4/29/21: LCPS Equity Commando and Equity Collaborative Staff Indoctrination Blueprint
LCPS EQUITY COMMANDO AND EQUITY COLLABORATIVE STAFF INDOCTRINATION BLUEPRINT
What kind of leadership will be necessary to achieve educational equity
Adaptive Leadership
Adaptive Leadership
Core beliefs of adaptive leadership:
- Leadership can be learned. It is about understanding and about behaviors and actions. It is not an inherent set of traits such as charisma.
- The adaptability of organizations depends on having widespread leadership that can come from anywhere within an organization, not just from those in top positions of authority.
- Because adaptive change generates resistance, exercising leadership can be both difficult and dangerous. Adaptive leadership distinguishes between adaptive challenges and technical problems.
- Technical problems (refers to people) are ones that can be defined clearly and for which solutions exist; it may be difficult to fix, but we know what to do or can find an expert who does. Technical problems can be managed and usually fall to some one with the authority to address them.
- Adaptive challenges (refers to people) imply having to learn new ways of working and having to choose between what appear to be contradictory values. They cannot be “managed”, but must be confronted and dealt with honestly. Adaptive challenges, although unique for each organization, share several properties in common:
- There is a gap between aspirations and reality.
- Progress requires responses outside the organization’s standard repertoire.
- Narrowing the gap will require difficult learning.
- Part of the learning will require distinguishing, among all that is valued, what is essential to be carried forward and what is expendable, which will involve loss.
- The losses often involve learning to refashion loyalties and develop new competencies.
- Painful choices must be made between competing loyalties and values.
- The people with the problem are the problem, and they are the solution. Problem-solving responsibility must shift from authoritative experts to stakeholders.
- Adaptive work requires a longer timeframe than technical work.
- Adaptive work involves experimentation.
- Adaptive challenges generate disequilibrium, resistance and work avoidance.

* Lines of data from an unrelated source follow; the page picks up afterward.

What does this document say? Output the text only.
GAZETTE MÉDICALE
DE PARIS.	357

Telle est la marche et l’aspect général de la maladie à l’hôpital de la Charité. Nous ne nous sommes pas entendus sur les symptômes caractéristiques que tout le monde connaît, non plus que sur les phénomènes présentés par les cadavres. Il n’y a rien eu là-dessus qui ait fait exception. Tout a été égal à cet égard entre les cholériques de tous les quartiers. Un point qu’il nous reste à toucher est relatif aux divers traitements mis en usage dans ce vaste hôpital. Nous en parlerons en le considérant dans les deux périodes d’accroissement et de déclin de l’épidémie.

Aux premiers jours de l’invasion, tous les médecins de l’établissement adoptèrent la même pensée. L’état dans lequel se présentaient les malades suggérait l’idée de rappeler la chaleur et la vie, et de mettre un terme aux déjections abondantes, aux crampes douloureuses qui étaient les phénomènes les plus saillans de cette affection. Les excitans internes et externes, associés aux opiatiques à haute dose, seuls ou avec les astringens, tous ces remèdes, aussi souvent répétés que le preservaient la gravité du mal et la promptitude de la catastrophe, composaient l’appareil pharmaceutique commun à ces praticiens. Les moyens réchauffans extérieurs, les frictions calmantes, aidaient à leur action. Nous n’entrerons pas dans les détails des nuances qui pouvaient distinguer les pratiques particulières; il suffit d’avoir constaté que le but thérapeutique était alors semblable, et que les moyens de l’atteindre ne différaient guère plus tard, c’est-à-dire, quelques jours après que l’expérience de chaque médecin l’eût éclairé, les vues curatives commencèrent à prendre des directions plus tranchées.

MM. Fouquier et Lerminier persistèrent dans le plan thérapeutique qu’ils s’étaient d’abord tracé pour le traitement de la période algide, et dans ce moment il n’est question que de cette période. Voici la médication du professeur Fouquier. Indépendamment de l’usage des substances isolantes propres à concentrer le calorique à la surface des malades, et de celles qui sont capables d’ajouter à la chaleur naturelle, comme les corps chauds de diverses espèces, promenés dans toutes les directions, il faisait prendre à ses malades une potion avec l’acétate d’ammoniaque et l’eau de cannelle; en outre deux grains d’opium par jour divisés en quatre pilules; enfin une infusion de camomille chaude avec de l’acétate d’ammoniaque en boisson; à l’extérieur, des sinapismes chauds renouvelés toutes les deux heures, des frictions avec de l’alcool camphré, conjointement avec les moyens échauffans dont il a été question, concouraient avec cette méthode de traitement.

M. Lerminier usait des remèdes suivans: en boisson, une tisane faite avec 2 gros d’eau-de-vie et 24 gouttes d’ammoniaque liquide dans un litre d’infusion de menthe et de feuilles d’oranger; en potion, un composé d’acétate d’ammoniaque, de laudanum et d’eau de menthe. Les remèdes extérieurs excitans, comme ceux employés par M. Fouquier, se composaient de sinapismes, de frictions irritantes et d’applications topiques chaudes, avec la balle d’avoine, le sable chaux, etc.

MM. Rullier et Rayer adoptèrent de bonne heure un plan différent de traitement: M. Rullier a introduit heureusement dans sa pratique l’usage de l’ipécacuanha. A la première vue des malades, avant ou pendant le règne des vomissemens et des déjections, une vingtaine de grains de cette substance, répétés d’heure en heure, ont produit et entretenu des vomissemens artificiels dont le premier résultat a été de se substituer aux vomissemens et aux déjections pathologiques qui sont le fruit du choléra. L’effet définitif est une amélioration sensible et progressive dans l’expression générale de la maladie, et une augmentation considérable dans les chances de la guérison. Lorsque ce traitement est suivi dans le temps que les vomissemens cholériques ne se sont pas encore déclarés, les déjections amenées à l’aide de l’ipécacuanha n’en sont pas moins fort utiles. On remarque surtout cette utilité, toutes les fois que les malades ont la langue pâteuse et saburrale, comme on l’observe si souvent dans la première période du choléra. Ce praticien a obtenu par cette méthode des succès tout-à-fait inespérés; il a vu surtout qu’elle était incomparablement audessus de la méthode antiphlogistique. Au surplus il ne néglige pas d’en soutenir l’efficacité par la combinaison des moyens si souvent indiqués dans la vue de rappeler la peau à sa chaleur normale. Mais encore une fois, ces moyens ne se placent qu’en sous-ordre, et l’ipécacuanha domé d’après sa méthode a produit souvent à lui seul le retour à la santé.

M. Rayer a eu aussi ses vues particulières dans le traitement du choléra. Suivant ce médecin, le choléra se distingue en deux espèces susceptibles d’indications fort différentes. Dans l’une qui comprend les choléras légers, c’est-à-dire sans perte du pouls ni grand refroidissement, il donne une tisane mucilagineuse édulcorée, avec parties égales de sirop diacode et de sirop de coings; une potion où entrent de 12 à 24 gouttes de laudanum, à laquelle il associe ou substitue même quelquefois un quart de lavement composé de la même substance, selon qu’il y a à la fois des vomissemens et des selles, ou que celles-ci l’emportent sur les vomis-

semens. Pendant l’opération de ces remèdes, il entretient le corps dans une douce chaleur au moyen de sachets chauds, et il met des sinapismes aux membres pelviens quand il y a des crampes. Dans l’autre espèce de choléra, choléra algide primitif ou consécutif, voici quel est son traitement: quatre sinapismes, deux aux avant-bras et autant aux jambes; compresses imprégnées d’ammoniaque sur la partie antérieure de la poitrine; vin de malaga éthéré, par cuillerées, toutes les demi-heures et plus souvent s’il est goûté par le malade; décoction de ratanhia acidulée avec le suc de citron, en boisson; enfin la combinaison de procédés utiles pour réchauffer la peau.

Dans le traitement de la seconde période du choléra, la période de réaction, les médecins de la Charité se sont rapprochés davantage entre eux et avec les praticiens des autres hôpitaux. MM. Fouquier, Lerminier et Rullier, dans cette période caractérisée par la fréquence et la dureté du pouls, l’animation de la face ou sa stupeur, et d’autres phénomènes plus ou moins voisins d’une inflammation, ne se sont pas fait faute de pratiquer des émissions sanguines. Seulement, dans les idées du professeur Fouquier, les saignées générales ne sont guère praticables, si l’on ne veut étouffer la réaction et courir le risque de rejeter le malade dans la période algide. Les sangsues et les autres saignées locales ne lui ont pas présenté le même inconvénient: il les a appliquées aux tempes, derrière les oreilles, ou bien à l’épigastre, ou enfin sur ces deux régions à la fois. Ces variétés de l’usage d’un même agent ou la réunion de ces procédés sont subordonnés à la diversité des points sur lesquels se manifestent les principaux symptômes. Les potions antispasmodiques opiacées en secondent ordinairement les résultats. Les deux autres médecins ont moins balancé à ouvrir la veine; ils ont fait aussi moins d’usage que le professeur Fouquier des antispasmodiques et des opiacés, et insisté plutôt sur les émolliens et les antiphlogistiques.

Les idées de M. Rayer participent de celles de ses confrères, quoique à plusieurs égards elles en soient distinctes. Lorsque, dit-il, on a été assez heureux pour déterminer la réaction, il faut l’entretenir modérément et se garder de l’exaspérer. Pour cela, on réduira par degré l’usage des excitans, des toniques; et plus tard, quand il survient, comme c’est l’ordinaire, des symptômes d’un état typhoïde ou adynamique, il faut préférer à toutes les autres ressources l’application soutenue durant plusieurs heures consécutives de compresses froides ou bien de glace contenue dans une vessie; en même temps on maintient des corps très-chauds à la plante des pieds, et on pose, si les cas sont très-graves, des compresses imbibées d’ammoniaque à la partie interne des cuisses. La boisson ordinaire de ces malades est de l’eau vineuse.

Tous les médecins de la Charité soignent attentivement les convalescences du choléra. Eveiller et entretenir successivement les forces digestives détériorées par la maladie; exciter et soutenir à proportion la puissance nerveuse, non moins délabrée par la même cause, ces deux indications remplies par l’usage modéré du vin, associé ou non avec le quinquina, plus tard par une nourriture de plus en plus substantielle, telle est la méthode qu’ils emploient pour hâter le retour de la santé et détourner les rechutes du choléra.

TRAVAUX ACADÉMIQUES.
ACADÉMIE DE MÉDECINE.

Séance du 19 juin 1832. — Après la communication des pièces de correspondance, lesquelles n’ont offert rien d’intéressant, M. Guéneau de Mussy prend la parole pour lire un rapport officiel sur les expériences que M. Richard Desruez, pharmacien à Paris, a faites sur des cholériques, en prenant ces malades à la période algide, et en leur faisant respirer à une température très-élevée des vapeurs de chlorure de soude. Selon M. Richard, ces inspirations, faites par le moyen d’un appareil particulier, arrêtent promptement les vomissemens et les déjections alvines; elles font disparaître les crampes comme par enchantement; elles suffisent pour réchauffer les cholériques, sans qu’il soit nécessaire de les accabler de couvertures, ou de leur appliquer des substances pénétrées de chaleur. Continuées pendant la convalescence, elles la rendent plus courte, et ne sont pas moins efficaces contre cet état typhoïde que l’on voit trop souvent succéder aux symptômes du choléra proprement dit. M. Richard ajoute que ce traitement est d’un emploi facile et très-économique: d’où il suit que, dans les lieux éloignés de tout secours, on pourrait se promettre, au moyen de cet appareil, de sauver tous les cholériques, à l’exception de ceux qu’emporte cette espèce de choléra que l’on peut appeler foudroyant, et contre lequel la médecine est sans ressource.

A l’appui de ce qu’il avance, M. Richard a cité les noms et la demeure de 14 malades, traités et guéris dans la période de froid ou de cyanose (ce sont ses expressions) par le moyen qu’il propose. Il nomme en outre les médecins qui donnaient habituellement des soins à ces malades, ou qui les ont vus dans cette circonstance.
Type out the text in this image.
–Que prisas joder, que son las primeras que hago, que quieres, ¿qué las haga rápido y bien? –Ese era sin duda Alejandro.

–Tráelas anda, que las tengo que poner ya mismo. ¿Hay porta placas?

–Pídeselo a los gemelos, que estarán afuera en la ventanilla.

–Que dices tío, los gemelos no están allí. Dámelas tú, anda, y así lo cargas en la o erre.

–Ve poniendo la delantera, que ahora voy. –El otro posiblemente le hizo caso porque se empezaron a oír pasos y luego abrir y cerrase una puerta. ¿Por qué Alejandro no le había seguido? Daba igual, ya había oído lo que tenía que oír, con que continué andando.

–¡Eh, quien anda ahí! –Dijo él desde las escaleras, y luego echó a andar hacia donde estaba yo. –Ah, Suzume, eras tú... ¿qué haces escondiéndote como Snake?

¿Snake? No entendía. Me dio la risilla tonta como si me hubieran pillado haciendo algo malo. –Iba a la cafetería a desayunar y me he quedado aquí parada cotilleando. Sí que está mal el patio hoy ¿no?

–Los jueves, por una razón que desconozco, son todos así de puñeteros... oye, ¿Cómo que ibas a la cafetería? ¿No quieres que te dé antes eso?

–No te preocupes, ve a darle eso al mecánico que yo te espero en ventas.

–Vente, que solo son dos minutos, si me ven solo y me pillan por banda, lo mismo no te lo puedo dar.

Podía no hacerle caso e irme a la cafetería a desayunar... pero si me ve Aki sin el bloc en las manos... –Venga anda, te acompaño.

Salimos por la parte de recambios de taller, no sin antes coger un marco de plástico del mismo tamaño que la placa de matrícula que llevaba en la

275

Significant organizational change inevitably involves adaptive challenges.
Working on an edge
Within any profession or sector, one of the primary characteristics of the artistry of leadership is the willingness to work on an edge—the edge between the familiar and the emergent. Harvard University professor Ronald A. Heifetz honours this edge when he speaks of the capacity to lead with only good questions in hand—and that acts of leadership require the ability to walk the razor’s edge without getting your feet too cut up—working that edge place between known problems and unknown solutions, between popularity and anxious hostility. Artistic leadership is able to remain curious and creative in the complexity and chaos of swamp issues, often against the odds. As we have seen, those who practice adaptive leadership must confront, disappoint, and dismantle and at the same time energize, inspire, and empower. The creativity that emerges from working on this paradoxical edge is integral to adaptive work, building out of what has come before, yet stirring into being something new and unprecedented—the character of leadership that is needed at this threshold time in human history.